Let $A = \bigcup_{n \in I} A_n \subset \Bbb{R}^k$ where $I$ is an arbitrary index set. Define the Lebesgue outer measure by
$m^*(A) := \inf \ \{ \sum_{n} \text{vol}(I_n) : I_n, n \geq 1$ are each any type of interval and $A \subset \bigcup_n I_n \}$.
Then how can we prove $m^*(A) \leq \sum_n m^*(A_n)$ elegantly. The proof in my book is kind of hand-wavy and very complicated for something intuitively obvious.

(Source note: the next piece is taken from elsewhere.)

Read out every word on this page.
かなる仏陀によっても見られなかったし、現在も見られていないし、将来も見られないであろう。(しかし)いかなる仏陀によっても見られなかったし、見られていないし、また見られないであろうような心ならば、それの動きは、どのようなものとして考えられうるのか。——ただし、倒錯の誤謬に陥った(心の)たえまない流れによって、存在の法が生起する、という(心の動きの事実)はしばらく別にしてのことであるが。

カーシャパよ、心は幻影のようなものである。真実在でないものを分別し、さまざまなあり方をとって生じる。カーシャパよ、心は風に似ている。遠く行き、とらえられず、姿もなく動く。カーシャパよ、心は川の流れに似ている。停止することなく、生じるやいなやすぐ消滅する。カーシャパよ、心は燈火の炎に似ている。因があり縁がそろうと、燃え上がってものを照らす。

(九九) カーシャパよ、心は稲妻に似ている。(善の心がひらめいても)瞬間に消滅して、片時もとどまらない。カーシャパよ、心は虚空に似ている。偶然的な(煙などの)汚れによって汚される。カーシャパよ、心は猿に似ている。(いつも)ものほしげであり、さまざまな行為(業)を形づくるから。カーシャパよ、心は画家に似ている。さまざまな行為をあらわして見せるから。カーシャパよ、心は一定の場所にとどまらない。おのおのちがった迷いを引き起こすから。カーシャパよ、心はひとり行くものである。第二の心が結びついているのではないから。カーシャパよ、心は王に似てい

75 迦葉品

Also this is the first property of such objects other than $m^*$ is monotonic: $A \subset B \implies m^*(A) \leq m^*(B)$. First properties should be easily proven or something is wrong with the proof technique! It has to be fixed.
So I am on the search for an elegant proof. Maybe Galois connections?

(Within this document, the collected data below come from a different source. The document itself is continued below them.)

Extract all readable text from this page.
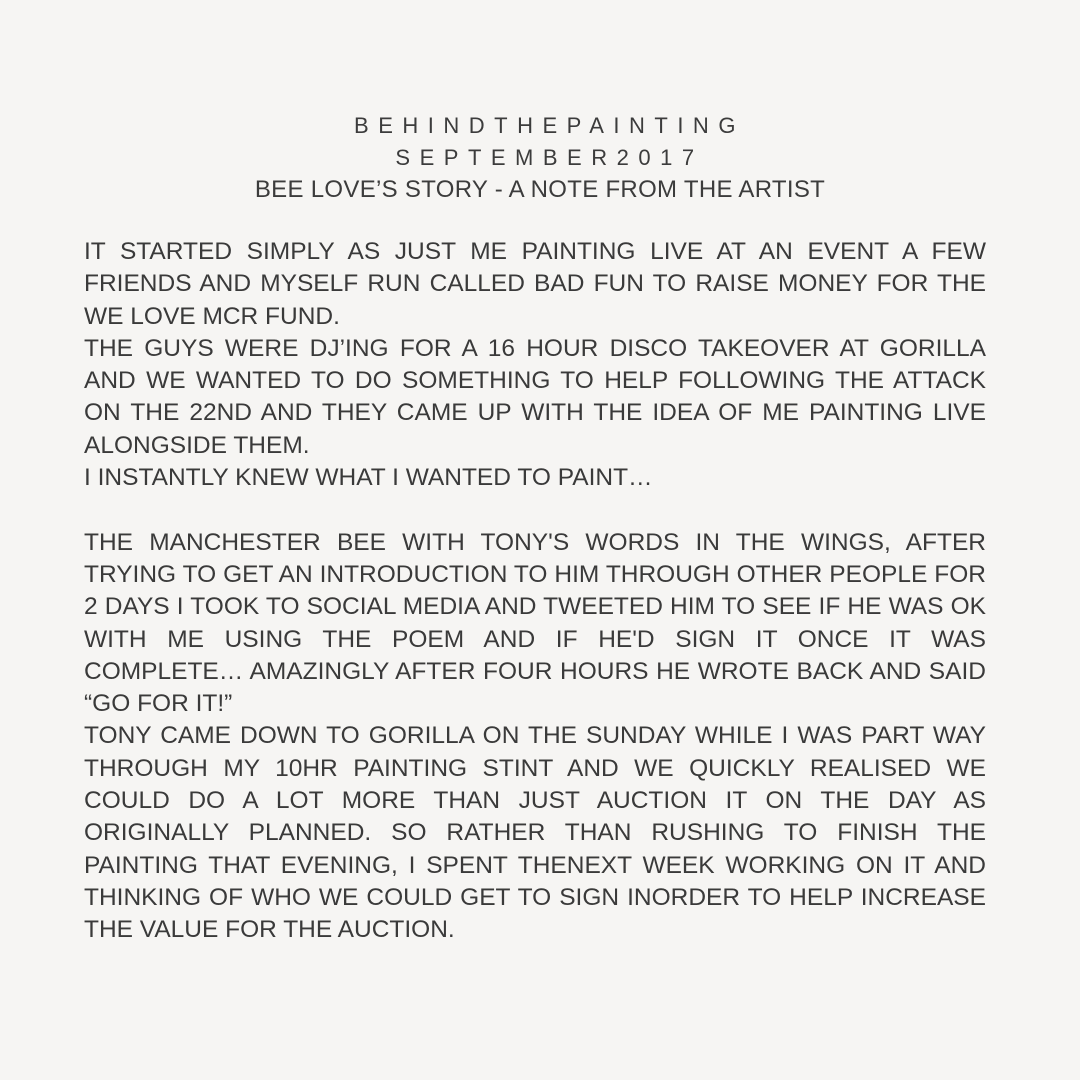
BEHINDTHEPAINTING
SEPTEMBER2017
BEE LOVE’S STORY - A NOTE FROM THE ARTIST

IT STARTED SIMPLY AS JUST ME PAINTING LIVE AT AN EVENT A FEW FRIENDS AND MYSELF RUN CALLED BAD FUN TO RAISE MONEY FOR THE WE LOVE MCR FUND.

THE GUYS WERE DJ’ING FOR A 16 HOUR DISCO TAKEOVER AT GORILLA AND WE WANTED TO DO SOMETHING TO HELP FOLLOWING THE ATTACK ON THE 22ND AND THEY CAME UP WITH THE IDEA OF ME PAINTING LIVE ALONGSIDE THEM.

I INSTANTLY KNEW WHAT I WANTED TO PAINT…

THE MANCHESTER BEE WITH TONY'S WORDS IN THE WINGS, AFTER TRYING TO GET AN INTRODUCTION TO HIM THROUGH OTHER PEOPLE FOR 2 DAYS I TOOK TO SOCIAL MEDIA AND TWEETED HIM TO SEE IF HE WAS OK WITH ME USING THE POEM AND IF HE'D SIGN IT ONCE IT WAS COMPLETE… AMAZINGLY AFTER FOUR HOURS HE WROTE BACK AND SAID “GO FOR IT!”

TONY CAME DOWN TO GORILLA ON THE SUNDAY WHILE I WAS PART WAY THROUGH MY 10HR PAINTING STINT AND WE QUICKLY REALISED WE COULD DO A LOT MORE THAN JUST AUCTION IT ON THE DAY AS ORIGINALLY PLANNED. SO RATHER THAN RUSHING TO FINISH THE PAINTING THAT EVENING, I SPENT THENEXT WEEK WORKING ON IT AND THINKING OF WHO WE COULD GET TO SIGN INORDER TO HELP INCREASE THE VALUE FOR THE AUCTION.
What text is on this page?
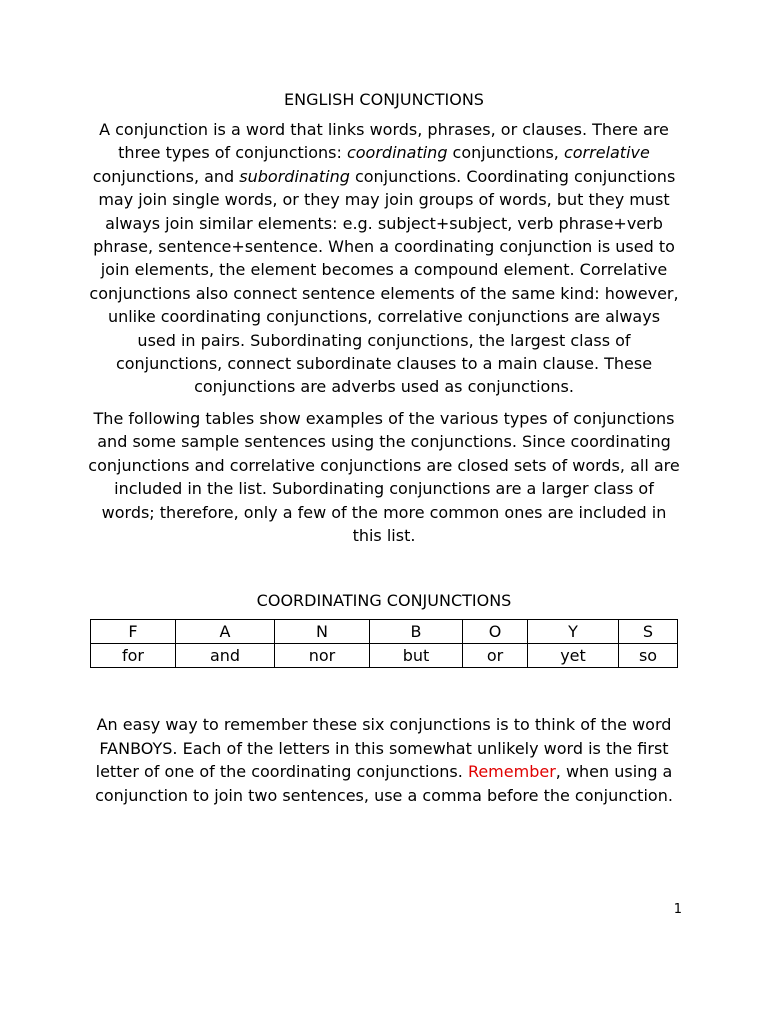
ENGLISH CONJUNCTIONS

A conjunction is a word that links words, phrases, or clauses. There are three types of conjunctions: coordinating conjunctions, correlative conjunctions, and subordinating conjunctions. Coordinating conjunctions may join single words, or they may join groups of words, but they must always join similar elements: e.g. subject+subject, verb phrase+verb phrase, sentence+sentence. When a coordinating conjunction is used to join elements, the element becomes a compound element. Correlative conjunctions also connect sentence elements of the same kind: however, unlike coordinating conjunctions, correlative conjunctions are always used in pairs. Subordinating conjunctions, the largest class of conjunctions, connect subordinate clauses to a main clause. These conjunctions are adverbs used as conjunctions.

The following tables show examples of the various types of conjunctions and some sample sentences using the conjunctions. Since coordinating conjunctions and correlative conjunctions are closed sets of words, all are included in the list. Subordinating conjunctions are a larger class of words; therefore, only a few of the more common ones are included in this list.

COORDINATING CONJUNCTIONS
F	A	N	B	O	Y	S
for	and	nor	but	or	yet	so

An easy way to remember these six conjunctions is to think of the word FANBOYS. Each of the letters in this somewhat unlikely word is the first letter of one of the coordinating conjunctions. Remember, when using a conjunction to join two sentences, use a comma before the conjunction.

1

The idea is that if I am successful, I can apply the proof technique to other such over-complicated examples I encounter.
(This answer assumes that $I$ is countable)
This is a case for the $\epsilon/2^n$ trick, in combination with the "give yourself an epsilon of room" trick. Once we've internalized these tricks the proof seems straightforward.
Let $\epsilon > 0$. For each positive integer $n$, let $\{I_{nj}\}$ be a countable collection of intervals such that $A_n \subset \cup_j I_{nj}$ and $$\sum_{j} |I_{nj}| \leq m^*(A_n) + \frac{\epsilon}{2^n}. $$ Then
$$ A \subset \cup_{n,j} I_{nj} $$ and
\begin{align} m^*(A) &\leq \sum_{n,j} |I_{nj}| \\ &= \sum_{n=1}^\infty \sum_{j=1}^\infty |I_{nj}| \\ &\leq \sum_{n=1}^\infty m^*(A_n) + \frac{\epsilon}{2^n} \\ &= \sum_{n=1}^\infty m^*(A_n) + \underbrace{\sum_{n=1}^\infty \frac{\epsilon}{2^n}}_\epsilon. \end{align}
This shows that $$ m^*(A) \leq \sum_{n=1}^\infty m^*(A_n) + \epsilon $$ for any $\epsilon > 0$. It follows that $$ m^*(A) \leq \sum_{n=1}^\infty m^*(A_n). $$